薬剤に対してプライムされた骨髄細胞に焦点を当てた薬剤性肺障害の病態解明

研究課題

研究課題/領域番号 15K21190
研究機関広島大学

研究代表者

中島 拓  広島大学, 大学病院, 病院助教 (90643792)

研究期間 (年度) 2015-04-01 – 2017-03-31
キーワード肺線維症 / 骨髄移植 / ブレオマイシン
研究実績の概要

本年度は研究計画に従い「既にブレオマイシンの投与を受けた (プライムされたと表現する)マウス骨髄」および「ブレオマイシン未投与の (プライムされていない)マウス骨髄」をドナー細胞として用いた骨髄移植モデルを作成し,双方のレシピエントマウスにさらにブレオマイシン肺障害を誘導して表現型を比較検討した (それぞれ「プライム群」「対照群」とする).我々は既に「プライム群」にブレオマイシン肺障害を誘導すると,「対照群」と比較して肺障害が増悪することを確認している.我々は気管支肺胞洗浄液中の炎症細胞の比較検討を行うことで,「プライム群」で「対照群」と比較し,免疫制御に関わる分子であるB7Hファミリーのうち,B7H1およびB7H2発現には差がないが,B7H3陽性細胞が有意に増加することを見出した.さらに「プライム群」では「対照群」と比較して,気管支肺胞洗浄液のみならず,肺組織において線維化に関わるTGFβおよびTh2系サイトカインであるIL-4,IL-13と共にB7H3のmRNA発現が有意に亢進していることが確認された.
さらにプライムされた骨髄および対照群骨髄から単球系細胞のみをMACSシステムによりソーティング採取し,通常の骨髄移植の際に骨髄細胞と共に移植することで,「プライム群」と同様にレシピエントマウスにおける肺障害が増悪すること,プライムされた骨髄から得られた造血幹細胞のみでは同様の増悪の表現型が再現できないことを見出した.これにより,骨髄における未分化な造血幹細胞~造血前駆細胞でなく,より分化した単球系細胞にブレオマイシン投与を受けた情報が保存されているものと理解された.

現在までの達成度 (区分)
現在までの達成度 (区分)

2: おおむね順調に進展している

理由

プライム群および対照群の差異の鍵となる分子を見出すことは困難であると予想されていたが,比較的早い段階で差異を示すマーカー分子の候補を発見できたことは予想以上の成果であると考えている.

今後の研究の推進方策

我々は既に「同一個体内において傷害を記憶した細胞が存在していること」を明らかにする系として同一個体に期間を空けて2度のブレオマイシン投与を行う「2hitモデル」を確立している.この系を用いて,B7H3蛋白が前述の骨髄移植における「プライム群」と同様に変化を示すかを確認する。
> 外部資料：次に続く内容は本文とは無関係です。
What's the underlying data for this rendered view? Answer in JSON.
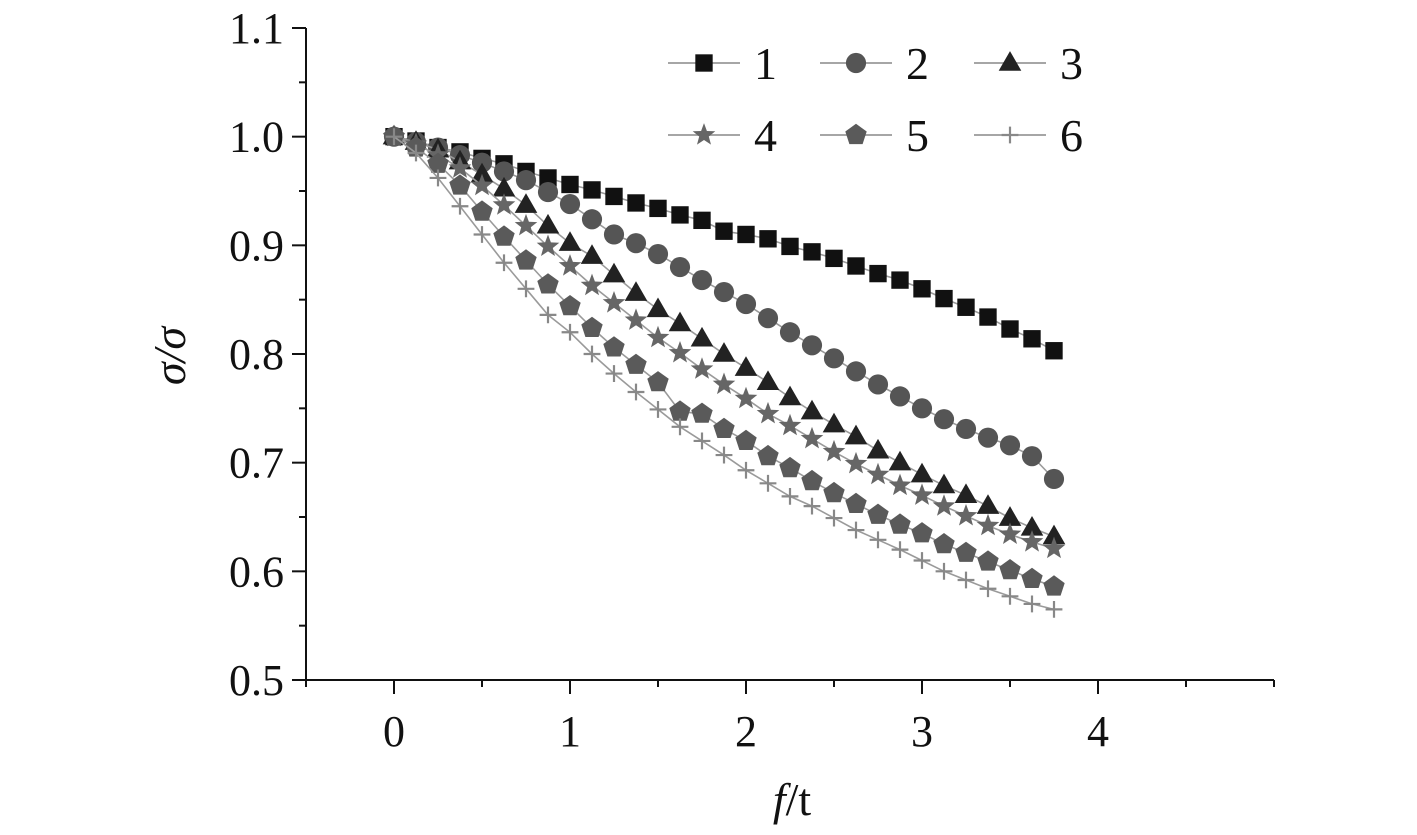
{
  "chart_data": {
    "type": "line",
    "title": "",
    "xlabel": "f/t",
    "ylabel": "σ/σ",
    "xlim": [
      -0.5,
      5.0
    ],
    "ylim": [
      0.5,
      1.1
    ],
    "xticks": [
      0,
      1,
      2,
      3,
      4
    ],
    "yticks": [
      0.5,
      0.6,
      0.7,
      0.8,
      0.9,
      1.0,
      1.1
    ],
    "xtick_labels": [
      "0",
      "1",
      "2",
      "3",
      "4"
    ],
    "ytick_labels": [
      "0.5",
      "0.6",
      "0.7",
      "0.8",
      "0.9",
      "1.0",
      "1.1"
    ],
    "grid": false,
    "legend_position": "top-right",
    "x": [
      0,
      0.125,
      0.25,
      0.375,
      0.5,
      0.625,
      0.75,
      0.875,
      1.0,
      1.125,
      1.25,
      1.375,
      1.5,
      1.625,
      1.75,
      1.875,
      2.0,
      2.125,
      2.25,
      2.375,
      2.5,
      2.625,
      2.75,
      2.875,
      3.0,
      3.125,
      3.25,
      3.375,
      3.5,
      3.625,
      3.75
    ],
    "series": [
      {
        "name": "1",
        "marker": "square",
        "color": "#111111",
        "values": [
          1.0,
          0.996,
          0.99,
          0.986,
          0.98,
          0.975,
          0.968,
          0.962,
          0.956,
          0.951,
          0.945,
          0.939,
          0.934,
          0.928,
          0.923,
          0.913,
          0.91,
          0.906,
          0.899,
          0.894,
          0.888,
          0.881,
          0.874,
          0.868,
          0.86,
          0.851,
          0.843,
          0.834,
          0.823,
          0.814,
          0.803
        ]
      },
      {
        "name": "2",
        "marker": "circle",
        "color": "#555555",
        "values": [
          1.0,
          0.995,
          0.99,
          0.983,
          0.976,
          0.968,
          0.96,
          0.949,
          0.938,
          0.924,
          0.91,
          0.902,
          0.892,
          0.88,
          0.868,
          0.857,
          0.846,
          0.833,
          0.82,
          0.808,
          0.796,
          0.784,
          0.772,
          0.761,
          0.75,
          0.74,
          0.731,
          0.723,
          0.716,
          0.706,
          0.685
        ]
      },
      {
        "name": "3",
        "marker": "triangle",
        "color": "#222222",
        "values": [
          1.0,
          0.995,
          0.988,
          0.977,
          0.965,
          0.952,
          0.937,
          0.918,
          0.902,
          0.89,
          0.873,
          0.856,
          0.841,
          0.828,
          0.814,
          0.8,
          0.787,
          0.774,
          0.76,
          0.747,
          0.735,
          0.724,
          0.711,
          0.7,
          0.689,
          0.679,
          0.67,
          0.66,
          0.649,
          0.64,
          0.632
        ]
      },
      {
        "name": "4",
        "marker": "star",
        "color": "#666666",
        "values": [
          1.0,
          0.993,
          0.983,
          0.971,
          0.955,
          0.937,
          0.918,
          0.899,
          0.881,
          0.863,
          0.847,
          0.831,
          0.815,
          0.801,
          0.786,
          0.772,
          0.759,
          0.745,
          0.734,
          0.722,
          0.71,
          0.699,
          0.689,
          0.679,
          0.67,
          0.66,
          0.651,
          0.642,
          0.634,
          0.627,
          0.621
        ]
      },
      {
        "name": "5",
        "marker": "pentagon",
        "color": "#5a5a5a",
        "values": [
          1.0,
          0.99,
          0.975,
          0.955,
          0.931,
          0.908,
          0.886,
          0.864,
          0.844,
          0.824,
          0.806,
          0.79,
          0.774,
          0.747,
          0.745,
          0.731,
          0.72,
          0.706,
          0.695,
          0.683,
          0.672,
          0.662,
          0.652,
          0.643,
          0.635,
          0.625,
          0.617,
          0.609,
          0.601,
          0.593,
          0.586
        ]
      },
      {
        "name": "6",
        "marker": "plus",
        "color": "#888888",
        "values": [
          1.0,
          0.985,
          0.962,
          0.936,
          0.91,
          0.884,
          0.86,
          0.836,
          0.82,
          0.8,
          0.782,
          0.765,
          0.749,
          0.733,
          0.72,
          0.707,
          0.693,
          0.681,
          0.669,
          0.66,
          0.649,
          0.638,
          0.629,
          0.62,
          0.61,
          0.6,
          0.592,
          0.584,
          0.577,
          0.57,
          0.565
        ]
      }
    ]
  }
}
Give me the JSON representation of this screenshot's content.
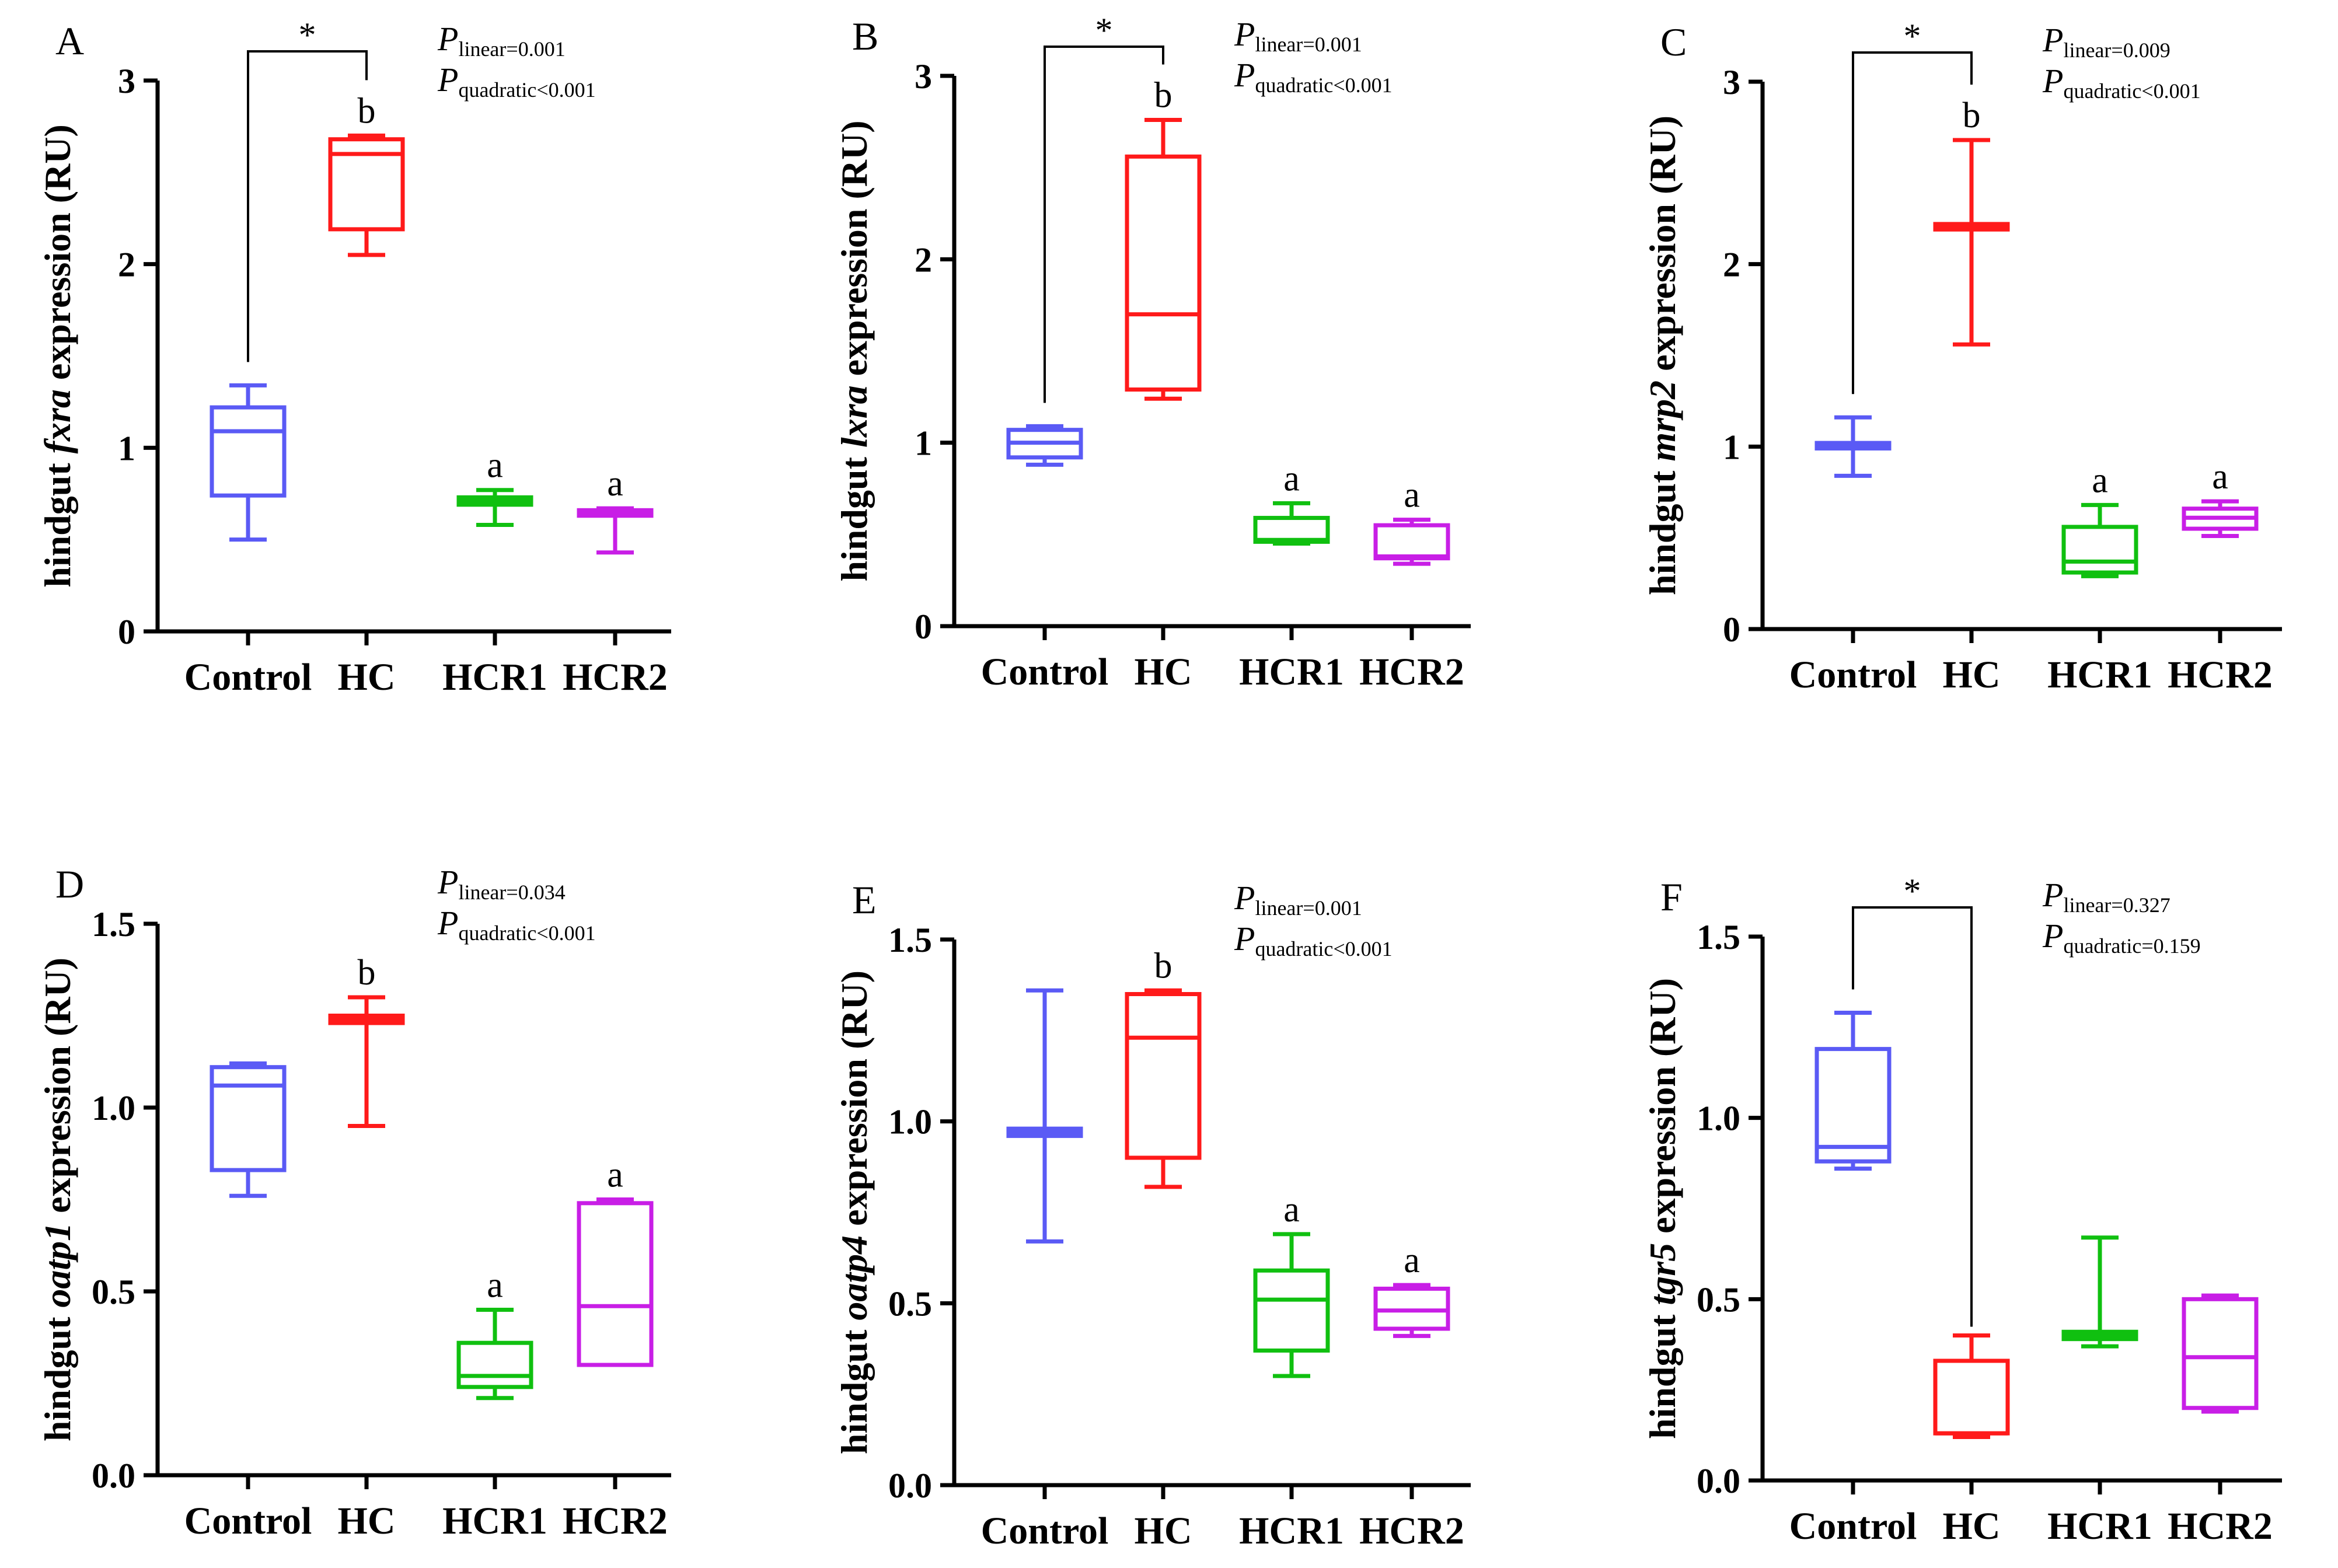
{
  "colors": {
    "Control": "#5a5af5",
    "HC": "#ff1a1a",
    "HCR1": "#10c010",
    "HCR2": "#c81ee6",
    "axis": "#000000"
  },
  "chart_data": [
    {
      "type": "box",
      "panel": "A",
      "ylabel_pre": "hindgut ",
      "ylabel_gene": "fxra",
      "ylabel_post": " expression (RU)",
      "ylim": [
        0,
        3
      ],
      "yticks": [
        "0",
        "1",
        "2",
        "3"
      ],
      "ytick_values": [
        0,
        1,
        2,
        3
      ],
      "categories": [
        "Control",
        "HC",
        "HCR1",
        "HCR2"
      ],
      "boxes": [
        {
          "min": 0.5,
          "q1": 0.74,
          "median": 1.09,
          "q3": 1.22,
          "max": 1.34,
          "sig": ""
        },
        {
          "min": 2.05,
          "q1": 2.19,
          "median": 2.6,
          "q3": 2.68,
          "max": 2.7,
          "sig": "b"
        },
        {
          "min": 0.58,
          "q1": 0.69,
          "median": 0.71,
          "q3": 0.73,
          "max": 0.77,
          "sig": "a"
        },
        {
          "min": 0.43,
          "q1": 0.63,
          "median": 0.64,
          "q3": 0.66,
          "max": 0.67,
          "sig": "a"
        }
      ],
      "bracket": {
        "from": 0,
        "to": 1,
        "label": "*"
      },
      "p_linear": {
        "symbol": "P",
        "sub": "linear",
        "value": "=0.001"
      },
      "p_quadratic": {
        "symbol": "P",
        "sub": "quadratic",
        "value": "<0.001"
      }
    },
    {
      "type": "box",
      "panel": "B",
      "ylabel_pre": "hindgut ",
      "ylabel_gene": "lxra",
      "ylabel_post": " expression (RU)",
      "ylim": [
        0,
        3
      ],
      "yticks": [
        "0",
        "1",
        "2",
        "3"
      ],
      "ytick_values": [
        0,
        1,
        2,
        3
      ],
      "categories": [
        "Control",
        "HC",
        "HCR1",
        "HCR2"
      ],
      "boxes": [
        {
          "min": 0.88,
          "q1": 0.92,
          "median": 1.0,
          "q3": 1.07,
          "max": 1.09,
          "sig": ""
        },
        {
          "min": 1.24,
          "q1": 1.29,
          "median": 1.7,
          "q3": 2.56,
          "max": 2.76,
          "sig": "b"
        },
        {
          "min": 0.45,
          "q1": 0.46,
          "median": 0.47,
          "q3": 0.59,
          "max": 0.67,
          "sig": "a"
        },
        {
          "min": 0.34,
          "q1": 0.37,
          "median": 0.38,
          "q3": 0.55,
          "max": 0.58,
          "sig": "a"
        }
      ],
      "bracket": {
        "from": 0,
        "to": 1,
        "label": "*"
      },
      "p_linear": {
        "symbol": "P",
        "sub": "linear",
        "value": "=0.001"
      },
      "p_quadratic": {
        "symbol": "P",
        "sub": "quadratic",
        "value": "<0.001"
      }
    },
    {
      "type": "box",
      "panel": "C",
      "ylabel_pre": "hindgut ",
      "ylabel_gene": "mrp2",
      "ylabel_post": " expression (RU)",
      "ylim": [
        0,
        3
      ],
      "yticks": [
        "0",
        "1",
        "2",
        "3"
      ],
      "ytick_values": [
        0,
        1,
        2,
        3
      ],
      "categories": [
        "Control",
        "HC",
        "HCR1",
        "HCR2"
      ],
      "boxes": [
        {
          "min": 0.84,
          "q1": 0.99,
          "median": 1.0,
          "q3": 1.02,
          "max": 1.16,
          "sig": ""
        },
        {
          "min": 1.56,
          "q1": 2.19,
          "median": 2.2,
          "q3": 2.22,
          "max": 2.68,
          "sig": "b"
        },
        {
          "min": 0.29,
          "q1": 0.31,
          "median": 0.37,
          "q3": 0.56,
          "max": 0.68,
          "sig": "a"
        },
        {
          "min": 0.51,
          "q1": 0.55,
          "median": 0.61,
          "q3": 0.66,
          "max": 0.7,
          "sig": "a"
        }
      ],
      "bracket": {
        "from": 0,
        "to": 1,
        "label": "*"
      },
      "p_linear": {
        "symbol": "P",
        "sub": "linear",
        "value": "=0.009"
      },
      "p_quadratic": {
        "symbol": "P",
        "sub": "quadratic",
        "value": "<0.001"
      }
    },
    {
      "type": "box",
      "panel": "D",
      "ylabel_pre": "hindgut ",
      "ylabel_gene": "oatp1",
      "ylabel_post": " expression (RU)",
      "ylim": [
        0,
        1.5
      ],
      "yticks": [
        "0.0",
        "0.5",
        "1.0",
        "1.5"
      ],
      "ytick_values": [
        0,
        0.5,
        1.0,
        1.5
      ],
      "categories": [
        "Control",
        "HC",
        "HCR1",
        "HCR2"
      ],
      "boxes": [
        {
          "min": 0.76,
          "q1": 0.83,
          "median": 1.06,
          "q3": 1.11,
          "max": 1.12,
          "sig": ""
        },
        {
          "min": 0.95,
          "q1": 1.23,
          "median": 1.24,
          "q3": 1.25,
          "max": 1.3,
          "sig": "b"
        },
        {
          "min": 0.21,
          "q1": 0.24,
          "median": 0.27,
          "q3": 0.36,
          "max": 0.45,
          "sig": "a"
        },
        {
          "min": 0.3,
          "q1": 0.3,
          "median": 0.46,
          "q3": 0.74,
          "max": 0.75,
          "sig": "a"
        }
      ],
      "bracket": null,
      "p_linear": {
        "symbol": "P",
        "sub": "linear",
        "value": "=0.034"
      },
      "p_quadratic": {
        "symbol": "P",
        "sub": "quadratic",
        "value": "<0.001"
      }
    },
    {
      "type": "box",
      "panel": "E",
      "ylabel_pre": "hindgut ",
      "ylabel_gene": "oatp4",
      "ylabel_post": " expression (RU)",
      "ylim": [
        0,
        1.5
      ],
      "yticks": [
        "0.0",
        "0.5",
        "1.0",
        "1.5"
      ],
      "ytick_values": [
        0,
        0.5,
        1.0,
        1.5
      ],
      "categories": [
        "Control",
        "HC",
        "HCR1",
        "HCR2"
      ],
      "boxes": [
        {
          "min": 0.67,
          "q1": 0.96,
          "median": 0.97,
          "q3": 0.98,
          "max": 1.36,
          "sig": ""
        },
        {
          "min": 0.82,
          "q1": 0.9,
          "median": 1.23,
          "q3": 1.35,
          "max": 1.36,
          "sig": "b"
        },
        {
          "min": 0.3,
          "q1": 0.37,
          "median": 0.51,
          "q3": 0.59,
          "max": 0.69,
          "sig": "a"
        },
        {
          "min": 0.41,
          "q1": 0.43,
          "median": 0.48,
          "q3": 0.54,
          "max": 0.55,
          "sig": "a"
        }
      ],
      "bracket": null,
      "p_linear": {
        "symbol": "P",
        "sub": "linear",
        "value": "=0.001"
      },
      "p_quadratic": {
        "symbol": "P",
        "sub": "quadratic",
        "value": "<0.001"
      }
    },
    {
      "type": "box",
      "panel": "F",
      "ylabel_pre": "hindgut ",
      "ylabel_gene": "tgr5",
      "ylabel_post": " expression (RU)",
      "ylim": [
        0,
        1.5
      ],
      "yticks": [
        "0.0",
        "0.5",
        "1.0",
        "1.5"
      ],
      "ytick_values": [
        0,
        0.5,
        1.0,
        1.5
      ],
      "categories": [
        "Control",
        "HC",
        "HCR1",
        "HCR2"
      ],
      "boxes": [
        {
          "min": 0.86,
          "q1": 0.88,
          "median": 0.92,
          "q3": 1.19,
          "max": 1.29,
          "sig": ""
        },
        {
          "min": 0.12,
          "q1": 0.13,
          "median": 0.13,
          "q3": 0.33,
          "max": 0.4,
          "sig": ""
        },
        {
          "min": 0.37,
          "q1": 0.39,
          "median": 0.4,
          "q3": 0.41,
          "max": 0.67,
          "sig": ""
        },
        {
          "min": 0.19,
          "q1": 0.2,
          "median": 0.34,
          "q3": 0.5,
          "max": 0.51,
          "sig": ""
        }
      ],
      "bracket": {
        "from": 0,
        "to": 1,
        "label": "*"
      },
      "p_linear": {
        "symbol": "P",
        "sub": "linear",
        "value": "=0.327"
      },
      "p_quadratic": {
        "symbol": "P",
        "sub": "quadratic",
        "value": "=0.159"
      }
    }
  ]
}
プレリミナリーな検討では本分子が「2hitモデル」の系においても変動していることが確認されており,B7H3ノックアウトマウスを用いて,本分子の役割をさらに追及できるよう準備を進めている.以上の結果をまとめ論文化を目指してゆく予定である。

  • 研究成果

    (9件)

すべて 2016 2015 その他

すべて 国際共同研究 (1件) 雑誌論文 (3件) (うち査読あり 3件、 オープンアクセス 1件) 学会発表 (5件) (うち国際学会 1件)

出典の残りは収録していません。